I haven't done anything like that but when you only check in 2 dimensions that is the plane perpendicular to your line, will it really make it execute in non-linear time?
As I step along, I need to check whether there still a way to cast a straight ray from the start of the latest segment that will be within the tolerance of every value of u examined up to this value of u. A brute force way of doing this means that at each step, you check a line directly from the start of the segment to the step's u, and so for each step you've already done, you have to re-examine whether the new line is still within the tolerance of each of those steps. That's order n^2 checks in total, where n is the number of steps you end up doing per segment.

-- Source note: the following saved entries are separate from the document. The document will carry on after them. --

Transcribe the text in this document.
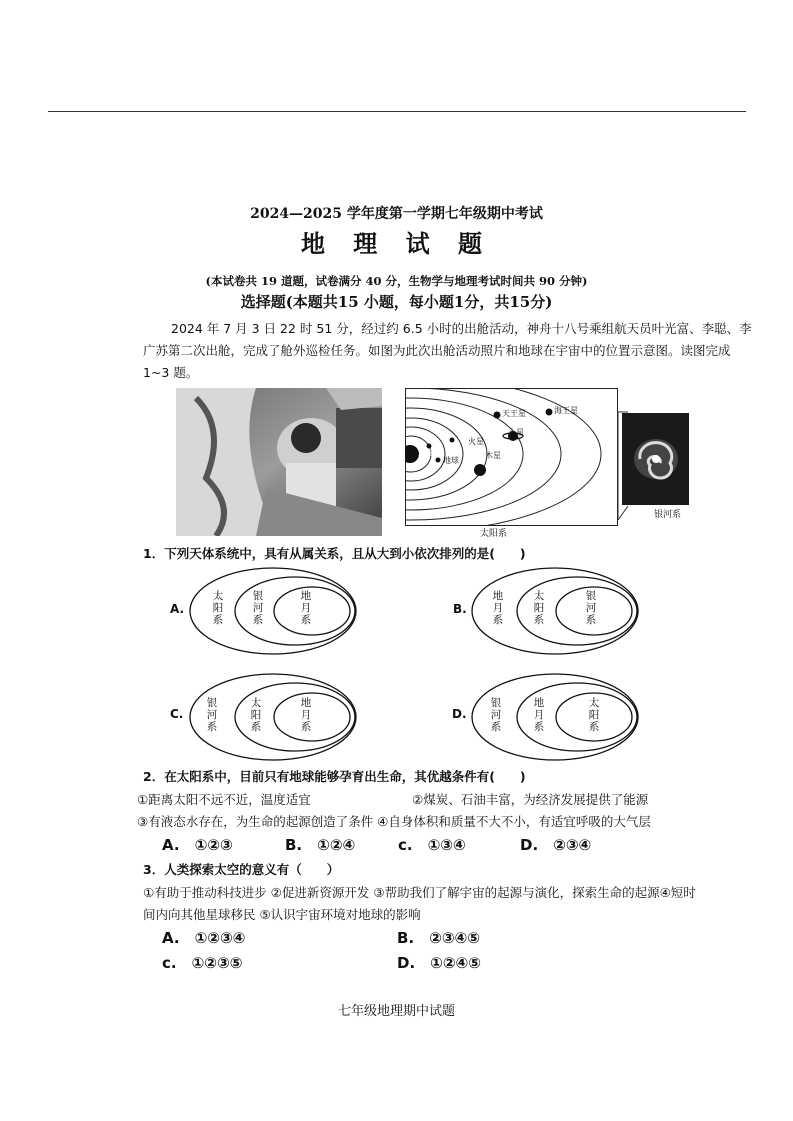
2024—2025 学年度第一学期七年级期中考试
地 理 试 题
(本试卷共 19 道题，试卷满分 40 分，生物学与地理考试时间共 90 分钟)
选择题(本题共15 小题，每小题1分，共15分)
2024 年 7 月 3 日 22 时 51 分，经过约 6.5 小时的出舱活动，神舟十八号乘组航天员叶光富、李聪、李广苏第二次出舱，完成了舱外巡检任务。如图为此次出舱活动照片和地球在宇宙中的位置示意图。读图完成 1~3 题。
天王星	海王星
土星
木星
地球
火星
太阳
太阳系
银河系
1．下列天体系统中，具有从属关系，且从大到小依次排列的是(　　)
A.
太阳系
银河系
地月系
B.
地月系
太阳系
银河系
C.
银河系
太阳系
地月系
D.
银河系
地月系
太阳系
2．在太阳系中，目前只有地球能够孕育出生命，其优越条件有(　　)
①距离太阳不远不近，温度适宜	②煤炭、石油丰富，为经济发展提供了能源
③有液态水存在，为生命的起源创造了条件 ④自身体积和质量不大不小，有适宜呼吸的大气层
A.　①②③	B.　①②④	c.　①③④	D.　②③④
3．人类探索太空的意义有（　　）
①有助于推动科技进步 ②促进新资源开发 ③帮助我们了解宇宙的起源与演化，探索生命的起源④短时
间内向其他星球移民 ⑤认识宇宙环境对地球的影响
A.　①②③④	B.　②③④⑤
c.　①②③⑤	D.　①②④⑤
七年级地理期中试题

To avoid that, I have to compute the permissible solid angle region (circle, which is what I meant by 2D) from the start of the segment to the current step's u, and then track the intersection of that and all previous permissible regions. If the intersection is empty, there's no line segment that will work; if the intersection is empty, any line segment of an acceptable length that goes in the direction of the remaining permissible region will work. Of course, if I use the exact intersection of the regions (circles), the description of the region becomes linear in n to check for membership. However, I can make it a bit suboptimal and just keep the maximal circle that fits inside the intersection, which will let it still be constant time to check against on every step.

Are you gonna be using the built-in presets functionality of Houdini or make buttons on the DA to do that similar to the Wrangle SOPs?
There was some issue with using the built-in presets functionality, but I can't remember what it is right now. Maybe that it can't be shipped with the asset?
animatrix_
Hi,

Any new info about your asset? Or an ETA? I was hoping it would be ready before xmas

ndickson
There was some issue with using the built-in presets functionality, but I can't remember what it is right now. Maybe that it can't be shipped with the asset?

No they worked fine in my experience but when Orbolt was first launched, the presets didn't show up for namespaced HDAs, but that's fixed long ago.

You might also not be aware of this which probably might not impact you but Orbolt doesn't allow uploading HDAs of the same name but of different types. Unlike Houdini where you can have add (vop) and add (sop), to Orbolt they are the same, which makes low-level HDAs that I make for myself and later share on Orbolt harder, as I am very picky about names and don't like unnecessary prefix/suffixes since Houdini doesn't need them. I use namespaces though so I don't have to worry about name collisions with the buil-in operators.

I did think of a new workaround recently that I will use to upload the same name HDAs. If I remember correctly the version numbers as part of the HDA fullname registers as a new asset in the store. So I guess I can make that compromise
Sadjad Rabiee
Really Useful Topic 8)
Skybar
Did you ever complete the Grasset or how is it going?
neil_math_comp
Skybar
Did you ever complete the Grasset or how is it going?
Alas, it's mostly fallen off the backburner, like many of my side projects.

The adaptive curve resampling for background grass (or fur) seems to work fairly well, but it's extremely slow; maybe ~20s for a couple hundred thousand curves, and only considering position in the refinement, not other attributes. As I discovered, taking width into account is also critical, else you can end up with everything being consistently darker, because there's less coverage farther out with cases like grass and fur that taper mostly near the end of the curve. You can see that effect by rendering some fur, then decreasing the dicing quality to 0.1 and re-rendering. More recently, I've tried to figure out a faster approach, given some assumptions, but the math explodes pretty quickly. I could probably slap together something that's quick-and-dirty and okay 90% of the time, but getting things pixel-perfect is a giant mess.